Interesting to hear all the different uses. I was hoping to hear more uses for Python as that’s what I prefer, but as many have pointed out that can’t really be shared easily.
 
Christian_S,

I have not yet played with Python. Is it a good language for calculations?

Analysis is a specialized application. You want to use languages optimized for this. In MatLab, Octave and in any spreadsheet, I can (fairly) easily generate graphs. Python is more for apps and machine controls is it not?

--
JHG
 
drawoh

I think there are probably better languages for calculations. For mechanical engineers I think Python is good for simulations and machine learning if you’re into that.
I just find that I don’t need to spent any thoughts on the code itself as when writing Python.

 
Seeing as we're all entering our answers on computer software that were programmed, this question requires a bit of nuance. Are you talking PLCs? Calculation software? Software to automate internal processes? Excel macros? Does MathCAD count as programming?

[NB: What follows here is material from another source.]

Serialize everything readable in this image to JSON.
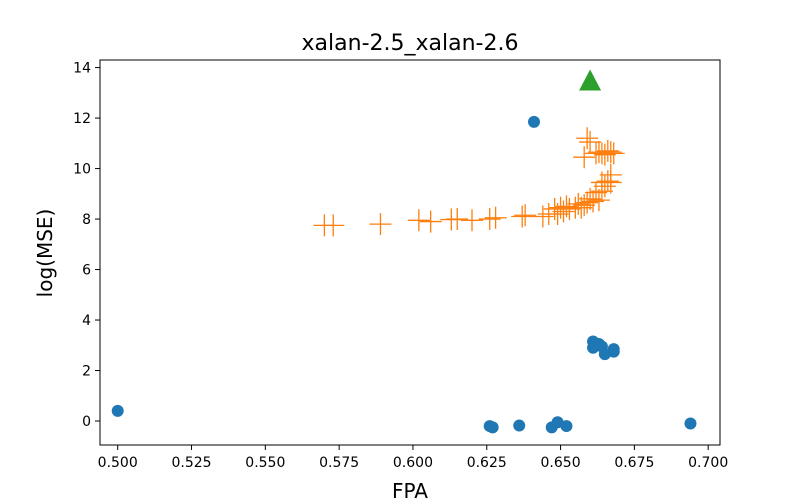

I haven't written much software code in the last 20 years, but when I was younger I wrote in Fortran, C, C++, BASIC, and touches of Java. Last time I programmed was several years ago when I wrote an extension for Creo using J-Link programming tool. I find it takes me days/weeks to get productive in a programming environment, and certain programming platforms (anyone remember Visual C++?) have a brutally difficult learning curve that limits their value to full-time programmers. There is certainly value in writing your own software solutions when the technical knowledge is deep enough and the programming platform is approachable enough for a casual programmer. Now that my corporate computer is fully locked down and it takes multiple IT requests to get any new feature approved, installed, and functional, I don't see myself attempting innovative solutions anymore.
 
I did programming decades ago, as a student, and also in my final year project at uni (Medusa programming script for UI and modelling selection). I’ve not had the need for programming in the industry I’m in, more down to the fact that calculations need to be in report format and only authorised programs can be used, usually in-house generated.